Ey iman etmiş olan kimseler! (Emirlerime karşı itaat ve) teslimiyete (sadece görünüşte değil, içiniz ve dışınızla) topluca girin!/ İslâm(î konular)a bir bütün olarak girin (de, dînî hükümler arasında ayrım gözetmeyin)!/ (Emirler ve yasaklar arasında ayırım yapıp, işinize gelmeyeni terk ederek) şeytanın izlerine uymayın. Çünkü şüphesiz o, sizin için apaçık bir düşmandır. (el-Bakara Sûresi:208)

HADÎS-İ ŞERÎF

Ebû Hüreyre (Radıyallâhu Anh)dan rivayet edilen bir hadîs-i şerîfte Rasûlüllâh (Sallâllâhu Aleyhi ve Sellem) şöyle buyurdu:

“Her kim yalan söylemeyi ve yalanla amel etmeyi bırakmazsa, o kimsenin, yemesini içmesini bırakmasına Allâh (c.c)’ın hiç bir ihtiyacı yoktur.” (Buharî, Kitabu’s-savm:8, 2/228)

ÂYET-İ KERÎME

Ey iman etmiş olan kimseler!

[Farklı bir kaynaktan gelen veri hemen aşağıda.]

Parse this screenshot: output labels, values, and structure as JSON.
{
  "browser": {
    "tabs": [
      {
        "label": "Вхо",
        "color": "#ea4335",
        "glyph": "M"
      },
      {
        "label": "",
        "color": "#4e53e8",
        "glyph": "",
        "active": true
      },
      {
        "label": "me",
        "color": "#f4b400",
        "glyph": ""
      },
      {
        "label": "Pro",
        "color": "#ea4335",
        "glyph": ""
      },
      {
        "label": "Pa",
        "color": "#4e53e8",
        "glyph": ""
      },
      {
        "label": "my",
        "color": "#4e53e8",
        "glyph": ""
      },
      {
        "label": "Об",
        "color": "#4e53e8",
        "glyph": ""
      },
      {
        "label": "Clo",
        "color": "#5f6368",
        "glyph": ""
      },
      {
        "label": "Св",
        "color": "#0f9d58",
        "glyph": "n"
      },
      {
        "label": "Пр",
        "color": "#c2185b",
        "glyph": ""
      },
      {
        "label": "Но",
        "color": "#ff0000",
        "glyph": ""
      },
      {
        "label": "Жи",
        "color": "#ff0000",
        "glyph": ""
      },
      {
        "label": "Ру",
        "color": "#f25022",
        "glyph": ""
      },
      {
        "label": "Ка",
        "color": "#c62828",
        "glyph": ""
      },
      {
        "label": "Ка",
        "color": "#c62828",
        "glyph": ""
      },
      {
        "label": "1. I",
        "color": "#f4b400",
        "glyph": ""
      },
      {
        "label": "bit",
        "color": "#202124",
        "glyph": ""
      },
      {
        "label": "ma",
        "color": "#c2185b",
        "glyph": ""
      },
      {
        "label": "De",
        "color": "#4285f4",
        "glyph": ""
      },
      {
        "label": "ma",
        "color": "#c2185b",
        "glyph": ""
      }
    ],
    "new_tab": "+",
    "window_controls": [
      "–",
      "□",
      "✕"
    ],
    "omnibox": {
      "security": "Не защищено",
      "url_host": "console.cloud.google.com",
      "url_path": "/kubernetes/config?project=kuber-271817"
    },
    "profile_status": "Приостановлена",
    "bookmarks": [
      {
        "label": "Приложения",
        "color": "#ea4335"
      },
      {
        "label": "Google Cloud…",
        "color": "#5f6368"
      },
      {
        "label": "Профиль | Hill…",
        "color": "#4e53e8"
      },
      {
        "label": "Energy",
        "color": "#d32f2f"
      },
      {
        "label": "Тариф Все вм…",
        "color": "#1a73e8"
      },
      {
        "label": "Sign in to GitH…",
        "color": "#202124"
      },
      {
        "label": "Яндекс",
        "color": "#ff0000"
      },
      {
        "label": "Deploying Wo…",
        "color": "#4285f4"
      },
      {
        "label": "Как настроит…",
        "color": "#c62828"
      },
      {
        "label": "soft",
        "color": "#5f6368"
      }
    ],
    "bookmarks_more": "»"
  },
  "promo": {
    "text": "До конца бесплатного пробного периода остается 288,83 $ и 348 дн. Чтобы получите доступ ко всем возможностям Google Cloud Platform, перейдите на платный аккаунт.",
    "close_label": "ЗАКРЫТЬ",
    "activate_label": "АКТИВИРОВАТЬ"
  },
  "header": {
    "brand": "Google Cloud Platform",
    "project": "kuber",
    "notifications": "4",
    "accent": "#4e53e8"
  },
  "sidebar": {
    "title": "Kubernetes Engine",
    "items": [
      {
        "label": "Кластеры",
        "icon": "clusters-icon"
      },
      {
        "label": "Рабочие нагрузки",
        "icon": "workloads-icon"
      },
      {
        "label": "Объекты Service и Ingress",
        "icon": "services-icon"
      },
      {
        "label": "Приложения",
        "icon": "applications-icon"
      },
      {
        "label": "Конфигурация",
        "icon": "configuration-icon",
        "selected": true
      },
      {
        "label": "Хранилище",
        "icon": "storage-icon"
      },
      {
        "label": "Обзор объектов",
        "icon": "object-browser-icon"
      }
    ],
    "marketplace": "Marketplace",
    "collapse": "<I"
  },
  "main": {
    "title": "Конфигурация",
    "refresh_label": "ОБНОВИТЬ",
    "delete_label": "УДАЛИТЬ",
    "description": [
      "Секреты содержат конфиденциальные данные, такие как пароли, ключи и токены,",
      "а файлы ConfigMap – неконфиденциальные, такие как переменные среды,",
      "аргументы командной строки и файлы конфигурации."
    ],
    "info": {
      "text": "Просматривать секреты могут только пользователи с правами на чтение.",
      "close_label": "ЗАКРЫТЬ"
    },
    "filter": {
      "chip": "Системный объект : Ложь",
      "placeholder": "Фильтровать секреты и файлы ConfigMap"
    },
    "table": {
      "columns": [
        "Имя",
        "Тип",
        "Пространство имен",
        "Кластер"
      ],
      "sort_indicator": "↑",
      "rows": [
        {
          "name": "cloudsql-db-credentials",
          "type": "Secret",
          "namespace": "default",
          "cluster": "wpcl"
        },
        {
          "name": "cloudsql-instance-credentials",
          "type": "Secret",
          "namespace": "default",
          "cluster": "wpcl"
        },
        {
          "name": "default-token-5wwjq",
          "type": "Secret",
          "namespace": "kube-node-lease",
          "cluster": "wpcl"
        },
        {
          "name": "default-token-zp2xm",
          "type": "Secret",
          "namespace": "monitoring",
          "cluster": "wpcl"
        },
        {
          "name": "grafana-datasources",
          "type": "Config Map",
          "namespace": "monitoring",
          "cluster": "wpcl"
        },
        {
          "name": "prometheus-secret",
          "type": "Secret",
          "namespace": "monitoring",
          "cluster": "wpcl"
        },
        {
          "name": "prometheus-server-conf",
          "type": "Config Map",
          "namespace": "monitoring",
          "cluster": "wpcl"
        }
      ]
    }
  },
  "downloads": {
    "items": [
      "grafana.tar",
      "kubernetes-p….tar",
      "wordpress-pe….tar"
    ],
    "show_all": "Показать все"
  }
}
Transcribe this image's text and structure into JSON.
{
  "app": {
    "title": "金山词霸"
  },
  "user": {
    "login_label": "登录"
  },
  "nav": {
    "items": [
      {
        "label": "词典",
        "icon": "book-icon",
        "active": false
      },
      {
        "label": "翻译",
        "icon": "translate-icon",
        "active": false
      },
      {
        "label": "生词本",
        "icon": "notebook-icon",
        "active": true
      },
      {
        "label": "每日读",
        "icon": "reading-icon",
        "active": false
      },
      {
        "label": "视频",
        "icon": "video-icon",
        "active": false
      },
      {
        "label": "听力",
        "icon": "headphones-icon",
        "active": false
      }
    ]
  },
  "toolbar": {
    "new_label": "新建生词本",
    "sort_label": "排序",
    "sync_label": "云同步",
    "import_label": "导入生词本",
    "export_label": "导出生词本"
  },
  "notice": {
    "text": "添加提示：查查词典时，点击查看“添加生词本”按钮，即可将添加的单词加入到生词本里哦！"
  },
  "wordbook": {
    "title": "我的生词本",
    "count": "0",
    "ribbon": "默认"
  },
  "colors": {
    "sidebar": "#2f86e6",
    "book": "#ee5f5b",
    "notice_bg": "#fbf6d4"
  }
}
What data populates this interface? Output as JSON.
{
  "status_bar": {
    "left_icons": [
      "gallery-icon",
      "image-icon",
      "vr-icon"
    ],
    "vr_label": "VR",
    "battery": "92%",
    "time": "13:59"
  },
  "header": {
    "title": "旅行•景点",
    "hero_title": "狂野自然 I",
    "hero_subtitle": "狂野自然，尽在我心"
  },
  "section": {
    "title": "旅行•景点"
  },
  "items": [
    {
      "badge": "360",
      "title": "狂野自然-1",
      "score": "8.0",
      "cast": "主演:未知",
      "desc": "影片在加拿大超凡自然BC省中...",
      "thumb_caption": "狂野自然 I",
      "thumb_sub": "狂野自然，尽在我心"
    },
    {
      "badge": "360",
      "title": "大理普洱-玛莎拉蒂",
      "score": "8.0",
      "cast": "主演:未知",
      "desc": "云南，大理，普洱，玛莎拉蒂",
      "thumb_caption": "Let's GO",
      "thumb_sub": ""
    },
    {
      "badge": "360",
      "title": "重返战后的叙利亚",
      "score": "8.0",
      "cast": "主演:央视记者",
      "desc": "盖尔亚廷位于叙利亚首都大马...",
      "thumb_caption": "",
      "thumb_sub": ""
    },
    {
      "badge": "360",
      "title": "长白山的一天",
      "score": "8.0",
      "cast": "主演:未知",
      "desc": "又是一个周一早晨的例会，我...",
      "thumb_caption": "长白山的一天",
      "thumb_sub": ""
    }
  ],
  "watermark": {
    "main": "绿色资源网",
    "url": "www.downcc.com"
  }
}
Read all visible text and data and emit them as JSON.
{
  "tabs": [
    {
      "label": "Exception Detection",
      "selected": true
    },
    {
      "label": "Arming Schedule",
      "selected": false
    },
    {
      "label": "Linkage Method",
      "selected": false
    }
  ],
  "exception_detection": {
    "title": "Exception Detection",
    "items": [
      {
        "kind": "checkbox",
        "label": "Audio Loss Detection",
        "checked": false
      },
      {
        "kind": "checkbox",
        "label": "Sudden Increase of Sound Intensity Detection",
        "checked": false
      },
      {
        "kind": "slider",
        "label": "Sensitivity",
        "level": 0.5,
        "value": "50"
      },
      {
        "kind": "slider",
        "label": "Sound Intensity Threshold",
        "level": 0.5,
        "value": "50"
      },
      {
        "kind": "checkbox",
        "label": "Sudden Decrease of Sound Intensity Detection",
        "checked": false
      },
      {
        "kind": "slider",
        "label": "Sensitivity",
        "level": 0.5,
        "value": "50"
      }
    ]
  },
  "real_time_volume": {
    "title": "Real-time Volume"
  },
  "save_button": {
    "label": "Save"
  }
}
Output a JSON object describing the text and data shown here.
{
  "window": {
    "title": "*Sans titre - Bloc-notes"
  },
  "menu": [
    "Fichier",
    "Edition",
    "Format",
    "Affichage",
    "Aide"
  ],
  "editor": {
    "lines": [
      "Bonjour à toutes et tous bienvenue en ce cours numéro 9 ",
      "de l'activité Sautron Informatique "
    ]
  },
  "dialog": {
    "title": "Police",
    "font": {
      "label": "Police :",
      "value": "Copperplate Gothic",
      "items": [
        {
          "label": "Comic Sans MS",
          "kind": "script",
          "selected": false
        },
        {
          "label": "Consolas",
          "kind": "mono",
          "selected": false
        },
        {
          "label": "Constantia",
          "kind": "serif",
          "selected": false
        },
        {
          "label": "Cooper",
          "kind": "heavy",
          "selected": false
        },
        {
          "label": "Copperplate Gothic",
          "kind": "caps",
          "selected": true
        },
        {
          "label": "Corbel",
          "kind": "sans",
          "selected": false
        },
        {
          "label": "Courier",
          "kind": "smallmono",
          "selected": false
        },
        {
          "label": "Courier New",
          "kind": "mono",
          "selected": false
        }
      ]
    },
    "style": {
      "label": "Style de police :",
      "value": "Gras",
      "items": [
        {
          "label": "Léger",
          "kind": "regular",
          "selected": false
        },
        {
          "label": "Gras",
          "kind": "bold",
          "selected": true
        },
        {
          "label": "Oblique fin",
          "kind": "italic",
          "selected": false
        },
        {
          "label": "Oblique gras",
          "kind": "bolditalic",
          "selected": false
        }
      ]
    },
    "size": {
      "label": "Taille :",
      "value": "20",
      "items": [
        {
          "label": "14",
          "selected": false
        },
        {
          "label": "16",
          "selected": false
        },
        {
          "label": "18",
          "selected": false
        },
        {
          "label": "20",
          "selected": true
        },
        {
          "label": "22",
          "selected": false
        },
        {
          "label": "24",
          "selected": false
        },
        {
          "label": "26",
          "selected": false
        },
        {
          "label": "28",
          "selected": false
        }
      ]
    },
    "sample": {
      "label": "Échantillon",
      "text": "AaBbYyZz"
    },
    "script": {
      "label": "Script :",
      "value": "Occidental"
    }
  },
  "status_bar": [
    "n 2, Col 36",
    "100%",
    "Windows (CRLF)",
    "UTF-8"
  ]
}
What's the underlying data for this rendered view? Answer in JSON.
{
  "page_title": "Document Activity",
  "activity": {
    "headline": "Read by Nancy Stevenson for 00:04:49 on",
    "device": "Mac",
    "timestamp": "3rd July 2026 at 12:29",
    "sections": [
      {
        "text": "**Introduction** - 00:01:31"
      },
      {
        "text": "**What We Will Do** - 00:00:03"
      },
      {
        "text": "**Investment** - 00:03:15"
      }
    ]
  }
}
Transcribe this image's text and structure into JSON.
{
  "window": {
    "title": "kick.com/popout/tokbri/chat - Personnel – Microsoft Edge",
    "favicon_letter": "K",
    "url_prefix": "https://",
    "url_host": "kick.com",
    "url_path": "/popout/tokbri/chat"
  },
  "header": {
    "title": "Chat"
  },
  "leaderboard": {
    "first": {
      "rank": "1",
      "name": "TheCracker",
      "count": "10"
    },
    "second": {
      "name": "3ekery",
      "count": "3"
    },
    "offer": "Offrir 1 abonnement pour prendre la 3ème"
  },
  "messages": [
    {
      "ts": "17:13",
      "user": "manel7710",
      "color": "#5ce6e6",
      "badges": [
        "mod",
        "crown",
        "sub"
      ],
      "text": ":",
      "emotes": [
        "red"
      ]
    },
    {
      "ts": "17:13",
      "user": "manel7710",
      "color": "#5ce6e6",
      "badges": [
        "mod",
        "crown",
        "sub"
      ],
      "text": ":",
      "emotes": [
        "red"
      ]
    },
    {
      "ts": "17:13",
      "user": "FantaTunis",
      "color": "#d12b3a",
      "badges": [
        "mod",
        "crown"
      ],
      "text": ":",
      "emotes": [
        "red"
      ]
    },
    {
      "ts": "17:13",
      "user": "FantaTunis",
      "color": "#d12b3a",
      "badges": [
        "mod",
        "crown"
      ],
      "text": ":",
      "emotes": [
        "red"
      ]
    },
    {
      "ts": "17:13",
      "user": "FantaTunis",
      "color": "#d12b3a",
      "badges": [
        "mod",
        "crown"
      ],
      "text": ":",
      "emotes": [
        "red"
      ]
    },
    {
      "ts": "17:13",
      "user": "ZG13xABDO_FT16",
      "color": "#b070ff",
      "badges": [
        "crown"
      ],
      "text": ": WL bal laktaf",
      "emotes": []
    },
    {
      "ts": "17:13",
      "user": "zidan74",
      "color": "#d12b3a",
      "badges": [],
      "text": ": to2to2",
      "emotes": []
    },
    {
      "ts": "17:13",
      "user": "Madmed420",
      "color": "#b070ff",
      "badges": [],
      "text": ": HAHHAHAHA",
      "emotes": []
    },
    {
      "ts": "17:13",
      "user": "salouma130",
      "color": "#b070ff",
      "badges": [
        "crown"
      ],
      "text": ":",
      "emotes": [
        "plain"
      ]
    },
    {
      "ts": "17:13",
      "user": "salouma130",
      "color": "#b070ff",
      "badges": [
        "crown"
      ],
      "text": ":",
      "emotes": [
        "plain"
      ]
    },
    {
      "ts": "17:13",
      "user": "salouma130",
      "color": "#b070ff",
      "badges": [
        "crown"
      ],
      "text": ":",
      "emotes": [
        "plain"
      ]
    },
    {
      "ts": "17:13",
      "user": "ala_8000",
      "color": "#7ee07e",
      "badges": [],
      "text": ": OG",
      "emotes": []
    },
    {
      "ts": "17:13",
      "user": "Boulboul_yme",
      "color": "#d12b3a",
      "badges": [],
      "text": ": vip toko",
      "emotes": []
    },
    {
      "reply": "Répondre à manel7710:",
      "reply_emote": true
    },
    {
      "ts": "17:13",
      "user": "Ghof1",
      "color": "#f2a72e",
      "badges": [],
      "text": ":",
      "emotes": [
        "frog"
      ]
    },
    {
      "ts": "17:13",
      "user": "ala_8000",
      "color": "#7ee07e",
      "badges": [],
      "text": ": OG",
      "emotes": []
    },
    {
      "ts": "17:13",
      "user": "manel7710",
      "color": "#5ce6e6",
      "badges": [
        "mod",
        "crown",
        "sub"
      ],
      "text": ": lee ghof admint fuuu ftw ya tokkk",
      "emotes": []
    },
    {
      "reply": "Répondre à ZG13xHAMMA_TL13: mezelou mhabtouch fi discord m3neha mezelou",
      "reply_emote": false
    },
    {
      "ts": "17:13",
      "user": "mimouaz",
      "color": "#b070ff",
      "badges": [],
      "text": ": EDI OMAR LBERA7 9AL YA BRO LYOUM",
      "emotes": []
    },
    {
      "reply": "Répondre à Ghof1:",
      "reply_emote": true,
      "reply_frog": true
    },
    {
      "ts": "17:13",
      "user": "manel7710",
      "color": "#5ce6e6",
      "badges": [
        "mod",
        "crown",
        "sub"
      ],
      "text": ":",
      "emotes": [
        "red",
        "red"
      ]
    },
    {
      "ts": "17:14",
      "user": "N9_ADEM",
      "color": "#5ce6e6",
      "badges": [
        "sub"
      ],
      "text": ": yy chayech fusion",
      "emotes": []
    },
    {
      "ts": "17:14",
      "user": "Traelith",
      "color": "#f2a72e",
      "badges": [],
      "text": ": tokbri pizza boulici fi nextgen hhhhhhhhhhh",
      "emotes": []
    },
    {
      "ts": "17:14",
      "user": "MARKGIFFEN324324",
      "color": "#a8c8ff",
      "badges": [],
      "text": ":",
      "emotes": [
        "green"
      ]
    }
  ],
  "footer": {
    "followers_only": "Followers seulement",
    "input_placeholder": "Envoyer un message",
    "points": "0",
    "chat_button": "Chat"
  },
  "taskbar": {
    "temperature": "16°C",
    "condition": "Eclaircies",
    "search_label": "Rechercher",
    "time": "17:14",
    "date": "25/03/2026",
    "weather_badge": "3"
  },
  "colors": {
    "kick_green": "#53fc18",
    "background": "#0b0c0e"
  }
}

Sizi rızıklandırmış olduğumuz şeylerden (bazısını zekât olarak hayır yolunda) infakta bulunun; büyük bir gün gelmeden önce ki, kendisinde ne bir alış-veriş (yoluyla, kaçırılanı telâfi fırsatı) vardır, ne bir dostluk (nedeniyle müsamaha ve yardım) vardır ve ne de (Allâh (c.c)’dan izinsiz) bir şefaat (ve aracılık imkânı) vardır! (Zekâta inanmayarak veya hafife alarak Allâh-u Te’âlâ’nın emrini inkâr etmiş olan) o kâfirler ise, (muhtaç kalacakları gün için yatırım yapmadıklarından, kendilerine yazık eden) zâlimler ancak onlardır. (el-Bakara Sûresi:254)

HADÎS-İ ŞERÎF

Ebû Hüreyre (Radıyallâhu Anh)dan rivayet edilen bir hadîs-i şerîfte Efendimiz (Sallâllâhu Aleyhi ve Sellem) şöyle buyurdu:

“Oruç, yemekten içmekten kesilmek değildir. Oruç, ancak fuzulî ve şehevanî sözlerden oruç tutmaktır.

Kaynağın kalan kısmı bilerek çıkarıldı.